Longer Hold Periods Become the Norm

Despite the strong exit environment, research shows that private equity firms are holding on to their portfolio companies longer than ever. According to Bain & Company’s 2018 Global Private Equity Report, holding periods are up substantially from a decade ago. In their 2017 report, Bain noted that holding periods for private equity portfolio companies were settling into a new normal of around five years. The five-year median in 2017 only strengthened that conclusion. This is compared to the industry’s pre-2007 crisis heyday when the median holding period for portfolio companies was less than four years, and private equity firms were exiting around 40 percent of all their portfolio companies in less than three years. Those “quick flips” have retreated by half, to around 20 percent, according to the Bain report.

The Bain report goes on to suggest that tax reform is playing a role in the longer hold periods. Under the new law, carry generated from investments held for three years or less will be taxed at the higher ordinary income rate rather than the lower capital gains rate. Previously, the threshold was one year.

Pitchbook has also investigated the notion of longer hold periods. It concluded that companies that complete as least one add-on acquisition will take about a year longer to exit, which is part of the reason there are longer hold periods today. Add-ons have been a fundamental component of the private equity strategy for quite some time now, but over the last decade the “buy-and-build” add-on strategy has morphed from a common tactic into a cornerstone of private equity value creation as organic growth became very difficult to achieve in today’s macroeconomic environment. Less than 20 percent of private equity-backed companies acquired in the early 2000s undertook an add-on deal, as compared to nearly 30 percent in the mid-to-late 2000s.

Enhancing operations at a single portfolio company is difficult, and combining multiple businesses only complicates the matter.

Pitchbook attributes the longer hold period to the additional time it takes to execute on an add-on acquisition and then integrate it into the platform company. Enhancing operations at a single portfolio company is difficult, and combining multiple businesses only complicates the matter. Inking the deal is just the beginning of the process—once the transaction is finalized, work must be done to integrate the companies and realize the benefits of the merger. Historically, it has taken about one year longer to exit a PE-backed company with add-ons compared with a PE-backed company with no add-on acquisitions. Predictably, the average hold time lengthens as a platform company’s number of add-ons increases, according to Pitchbook.

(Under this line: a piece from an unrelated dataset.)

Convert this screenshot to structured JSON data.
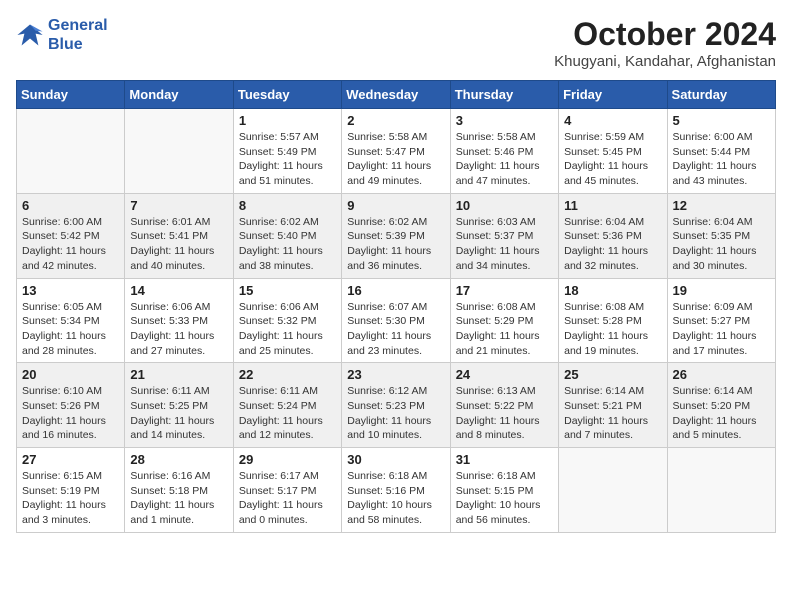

Regardless of the reasons, some firms want to be sure they are exiting at the right time with no bias toward holding or selling. To that end, HG Capital formed what it calls a realization committee and is giving the group just as much influence over exit decisions as the firm’s investment committee has over investments. The senior partner on the deal appoints the chairperson for the realization committee and the then the chairperson appoints the other committee members. While deal executives once made all the exit decisions, the firm now asks the realization committee to vet and approve exit strategies. The goal is to be more deliberate about preparing a company for exit and more calculating about taking advantage of opportunities as they arise.

The LP

What does this shift mean to limited partners? According to Pitchbook, the community could be divided. “We think that the PE industry in general will benefit from general partners (GPs) spending more time and resources on operational improvements, but LPs need to be cognizant that this shift will impact fund timelines. For their part, many GPs are launching funds with extended lives and adopting a Buffett-like approach to long-term value creation. Many LPs, particularly endowments and SWFs that have indefinite investment horizons, are warming to this idea and are now locking up capital with coveted managers for two decades or more,” according to the report.  

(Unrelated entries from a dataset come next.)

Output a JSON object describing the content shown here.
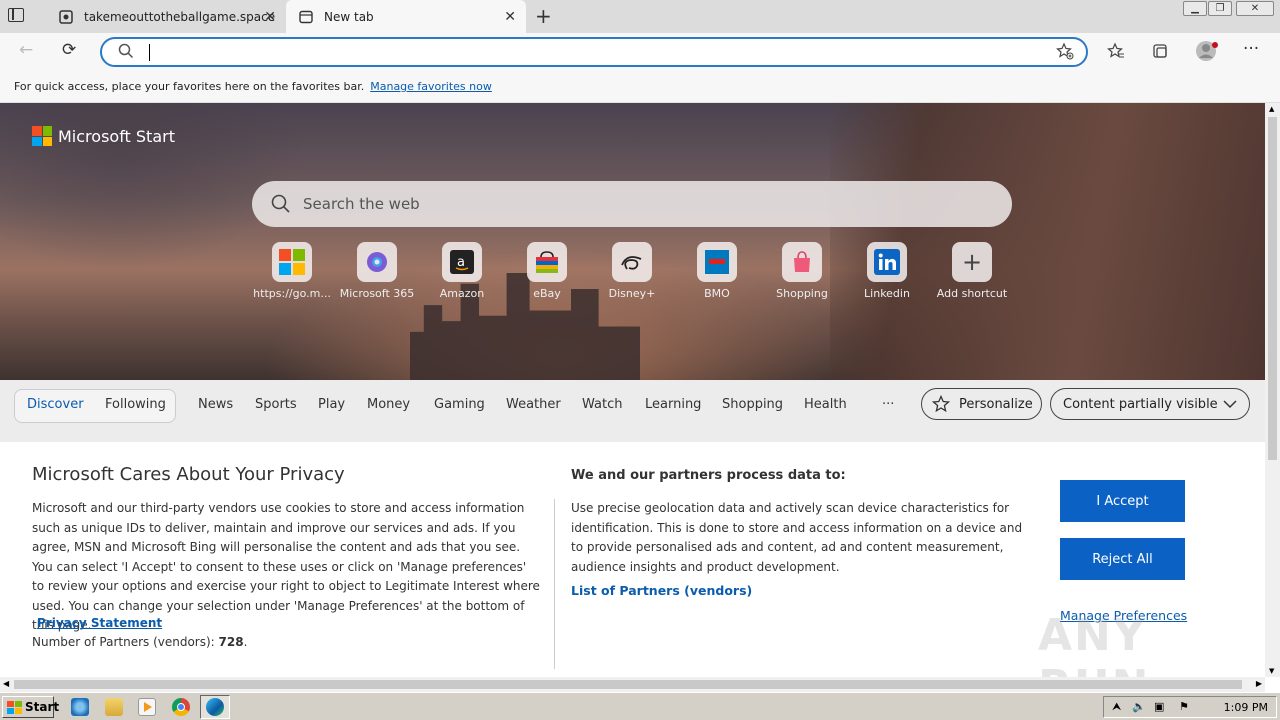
{
  "browser": {
    "tabs": [
      {
        "title": "takemeouttotheballgame.space"
      },
      {
        "title": "New tab"
      }
    ],
    "address_value": "",
    "favorites_bar": {
      "message": "For quick access, place your favorites here on the favorites bar.",
      "link": "Manage favorites now"
    }
  },
  "page": {
    "brand": "Microsoft Start",
    "search_placeholder": "Search the web",
    "shortcuts": [
      {
        "label": "https://go.m...",
        "icon": "microsoft-logo-icon"
      },
      {
        "label": "Microsoft 365",
        "icon": "microsoft365-icon"
      },
      {
        "label": "Amazon",
        "icon": "amazon-icon"
      },
      {
        "label": "eBay",
        "icon": "ebay-icon"
      },
      {
        "label": "Disney+",
        "icon": "disney-icon"
      },
      {
        "label": "BMO",
        "icon": "bmo-icon"
      },
      {
        "label": "Shopping",
        "icon": "shopping-bag-icon"
      },
      {
        "label": "Linkedin",
        "icon": "linkedin-icon"
      },
      {
        "label": "Add shortcut",
        "icon": "plus-icon"
      }
    ],
    "nav": {
      "discover": "Discover",
      "following": "Following",
      "categories": [
        "News",
        "Sports",
        "Play",
        "Money",
        "Gaming",
        "Weather",
        "Watch",
        "Learning",
        "Shopping",
        "Health"
      ],
      "more": "···",
      "personalize": "Personalize",
      "content_visibility": "Content partially visible"
    }
  },
  "privacy": {
    "title": "Microsoft Cares About Your Privacy",
    "body": "Microsoft and our third-party vendors use cookies to store and access information such as unique IDs to deliver, maintain and improve our services and ads. If you agree, MSN and Microsoft Bing will personalise the content and ads that you see. You can select 'I Accept' to consent to these uses or click on 'Manage preferences' to review your options and exercise your right to object to Legitimate Interest where used.  You can change your selection under 'Manage Preferences' at the bottom of this page.",
    "statement_link": "Privacy Statement",
    "statement_dot": ".",
    "partners_label": "Number of Partners (vendors):",
    "partners_count": "728",
    "partners_dot": ".",
    "purposes_title": "We and our partners process data to:",
    "purposes_body": "Use precise geolocation data and actively scan device characteristics for identification. This is done to store and access information on a device and to provide personalised ads and content, ad and content measurement, audience insights and product development.",
    "partners_link": "List of Partners (vendors)",
    "accept": "I Accept",
    "reject": "Reject All",
    "manage": "Manage Preferences"
  },
  "watermark": "ANY RUN",
  "taskbar": {
    "start": "Start",
    "clock": "1:09 PM"
  }
}
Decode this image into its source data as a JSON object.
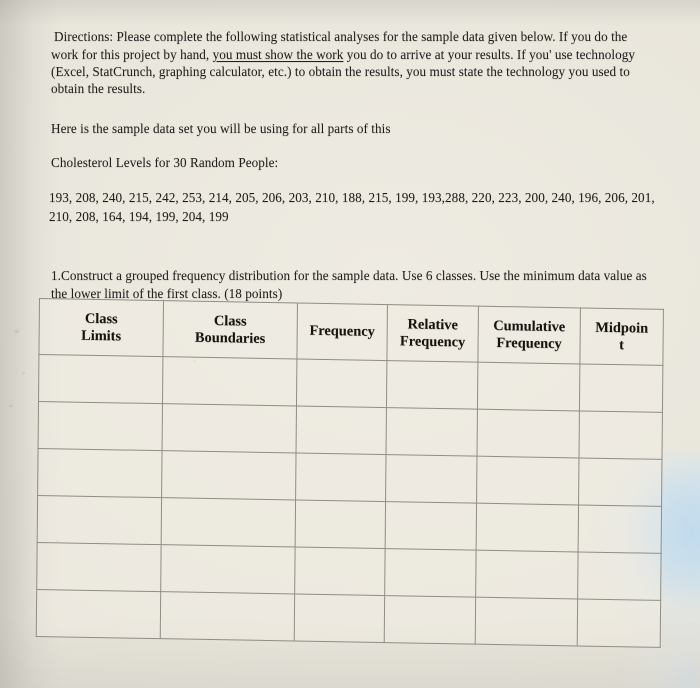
{
  "document": {
    "type": "worksheet-photo",
    "paper_color": "#e9e6dd",
    "ink_color": "#22201d",
    "rule_color": "#8f8d84",
    "glare_color": "#bcd9ee"
  },
  "directions": {
    "label": "Directions:",
    "text_before_underline": "Directions: Please complete the following statistical analyses for the sample data given below. If you do the work for this project by hand, ",
    "underlined_text": "you must show the work",
    "text_after_underline": " you do to arrive at your results. If you' use technology (Excel, StatCrunch, graphing calculator, etc.) to obtain the results, you must state the technology you used to obtain the results."
  },
  "intro": {
    "here_line": "Here is the sample data set you will be using for all parts of this",
    "dataset_title": "Cholesterol Levels for 30 Random People:",
    "data_values_line": "193, 208, 240, 215, 242, 253, 214, 205, 206, 203, 210, 188, 215, 199, 193,288, 220, 223, 200, 240, 196, 206, 201, 210, 208, 164, 194, 199, 204, 199"
  },
  "question1": {
    "number": "1.",
    "text": "Construct a grouped frequency distribution for the sample data.  Use 6 classes. Use the minimum data value as the lower limit of the first class. (18 points)"
  },
  "table": {
    "headers": [
      "Class Limits",
      "Class Boundaries",
      "Frequency",
      "Relative Frequency",
      "Cumulative Frequency",
      "Midpoint"
    ],
    "header_lines": [
      [
        "Class",
        "Limits"
      ],
      [
        "Class",
        "Boundaries"
      ],
      [
        "Frequency",
        ""
      ],
      [
        "Relative",
        "Frequency"
      ],
      [
        "Cumulative",
        "Frequency"
      ],
      [
        "Midpoin",
        "t"
      ]
    ],
    "row_count": 6,
    "column_count": 6,
    "rows": [
      [
        "",
        "",
        "",
        "",
        "",
        ""
      ],
      [
        "",
        "",
        "",
        "",
        "",
        ""
      ],
      [
        "",
        "",
        "",
        "",
        "",
        ""
      ],
      [
        "",
        "",
        "",
        "",
        "",
        ""
      ],
      [
        "",
        "",
        "",
        "",
        "",
        ""
      ],
      [
        "",
        "",
        "",
        "",
        "",
        ""
      ]
    ]
  }
}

But still for other LPs, extended fund timelines remain a concern. When committing to closed-end PE funds, many LPs must have a deep understanding of how the GP plans to drive performance. If add-ons are a key component in that strategy—as is increasingly the case—the GP should contemplate potential targets as they conduct due diligence on platform companies and make sure the LP understands that the strategy could impact exit timing, warns the report.